So, I was talking to someone with experience with SQL, and they told me that when using
GROUP BY statement, I should refer to aggregated columns by their name, rather than by number.
For example, I should use the first lot of code, not the second:
SELECT imdb_rating, COUNT(name) FROM movies GROUP BY imdb_rating;
SELECT imdb_rating, COUNT(name) FROM movies GROUP BY 1;
They said that it makes the code more readable and maintainable, and avoids issues when the order of columns is changed later.

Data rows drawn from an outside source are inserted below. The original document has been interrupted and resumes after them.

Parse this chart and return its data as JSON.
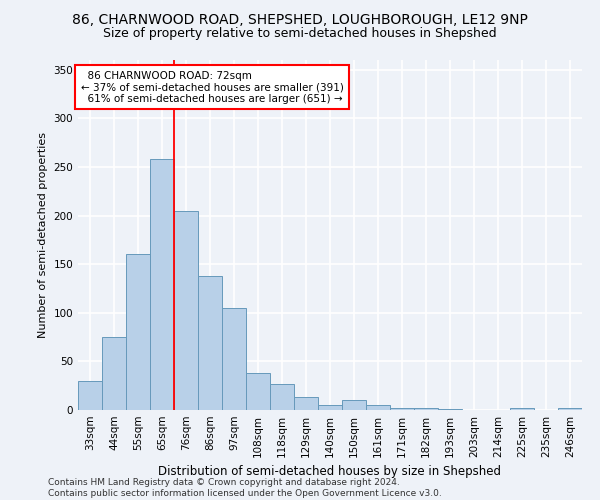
{
  "title1": "86, CHARNWOOD ROAD, SHEPSHED, LOUGHBOROUGH, LE12 9NP",
  "title2": "Size of property relative to semi-detached houses in Shepshed",
  "xlabel": "Distribution of semi-detached houses by size in Shepshed",
  "ylabel": "Number of semi-detached properties",
  "categories": [
    "33sqm",
    "44sqm",
    "55sqm",
    "65sqm",
    "76sqm",
    "86sqm",
    "97sqm",
    "108sqm",
    "118sqm",
    "129sqm",
    "140sqm",
    "150sqm",
    "161sqm",
    "171sqm",
    "182sqm",
    "193sqm",
    "203sqm",
    "214sqm",
    "225sqm",
    "235sqm",
    "246sqm"
  ],
  "values": [
    30,
    75,
    160,
    258,
    205,
    138,
    105,
    38,
    27,
    13,
    5,
    10,
    5,
    2,
    2,
    1,
    0,
    0,
    2,
    0,
    2
  ],
  "bar_color": "#b8d0e8",
  "bar_edge_color": "#6699bb",
  "vline_x_index": 3.5,
  "vline_color": "red",
  "annotation_line1": "  86 CHARNWOOD ROAD: 72sqm",
  "annotation_line2": "← 37% of semi-detached houses are smaller (391)",
  "annotation_line3": "  61% of semi-detached houses are larger (651) →",
  "annotation_box_color": "white",
  "annotation_box_edge_color": "red",
  "ylim": [
    0,
    360
  ],
  "yticks": [
    0,
    50,
    100,
    150,
    200,
    250,
    300,
    350
  ],
  "footer": "Contains HM Land Registry data © Crown copyright and database right 2024.\nContains public sector information licensed under the Open Government Licence v3.0.",
  "background_color": "#eef2f8",
  "grid_color": "white",
  "title1_fontsize": 10,
  "title2_fontsize": 9,
  "xlabel_fontsize": 8.5,
  "ylabel_fontsize": 8,
  "tick_fontsize": 7.5,
  "annotation_fontsize": 7.5,
  "footer_fontsize": 6.5
}
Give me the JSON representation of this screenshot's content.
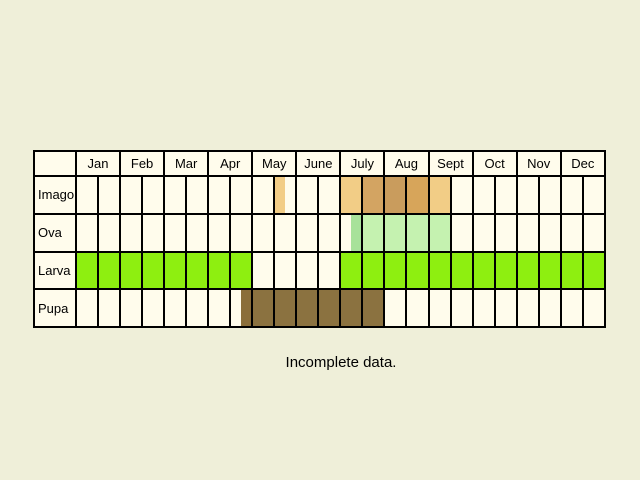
{
  "months": [
    "Jan",
    "Feb",
    "Mar",
    "Apr",
    "May",
    "June",
    "July",
    "Aug",
    "Sept",
    "Oct",
    "Nov",
    "Dec"
  ],
  "stages": [
    {
      "label": "Imago",
      "activity": [
        {
          "start": 4.5,
          "end": 4.75,
          "color": "#f2cd86"
        },
        {
          "start": 6.0,
          "end": 6.5,
          "color": "#f2cd86"
        },
        {
          "start": 6.5,
          "end": 7.0,
          "color": "#d3a462"
        },
        {
          "start": 7.0,
          "end": 7.5,
          "color": "#c99c5d"
        },
        {
          "start": 7.5,
          "end": 8.0,
          "color": "#d7a55a"
        },
        {
          "start": 8.0,
          "end": 8.5,
          "color": "#f2cd86"
        }
      ]
    },
    {
      "label": "Ova",
      "activity": [
        {
          "start": 6.25,
          "end": 6.5,
          "color": "#a8e29a"
        },
        {
          "start": 6.5,
          "end": 8.5,
          "color": "#c5f2b0"
        }
      ]
    },
    {
      "label": "Larva",
      "activity": [
        {
          "start": 0.0,
          "end": 4.0,
          "color": "#8eef10"
        },
        {
          "start": 6.0,
          "end": 12.0,
          "color": "#8eef10"
        }
      ]
    },
    {
      "label": "Pupa",
      "activity": [
        {
          "start": 3.75,
          "end": 4.0,
          "color": "#8a6e3a"
        },
        {
          "start": 4.0,
          "end": 7.0,
          "color": "#8b7240"
        }
      ]
    }
  ],
  "caption": "Incomplete data."
}
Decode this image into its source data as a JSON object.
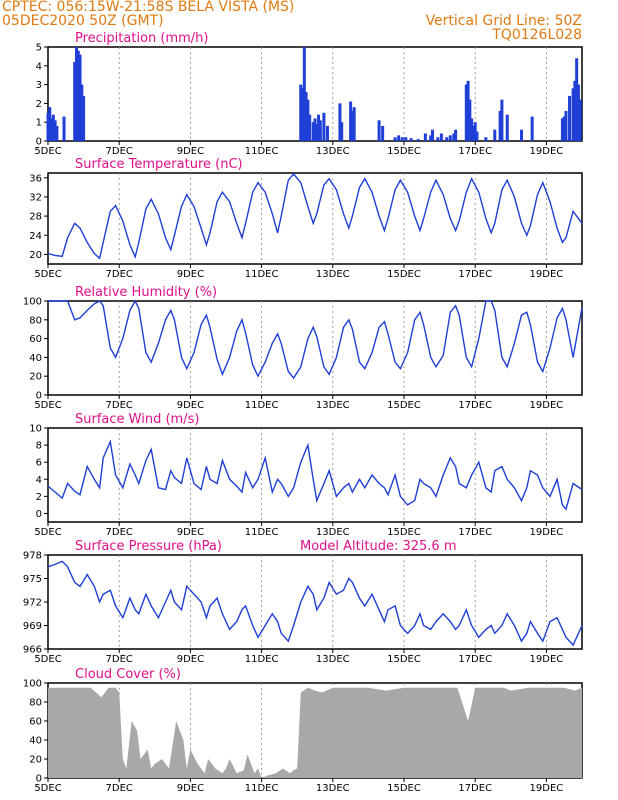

However, using this convention breaks down when I attempt to solve this puzzle: Https://www.codecademy.com/paths/data-science/tracks/sql-intermediate/modules/dspath-sql-aggregates-projects-and-applications/projects/sql-hackernews
If I wanted to avoid using numbers in the following code using a
CASE block, what should I put the the
GROUP BY clause? If I use
source, it returns all rows as if they matched the
SELECT CASE WHEN url LIKE '%github.com%' THEN 'GitHub' WHEN url LIKE '%medium%' THEN 'Medium' WHEN url LIKE '%nytimes%' THEN 'New York Times' ELSE 'irrelevant' END AS 'source', COUNT (*) FROM hacker_news GROUP BY 1;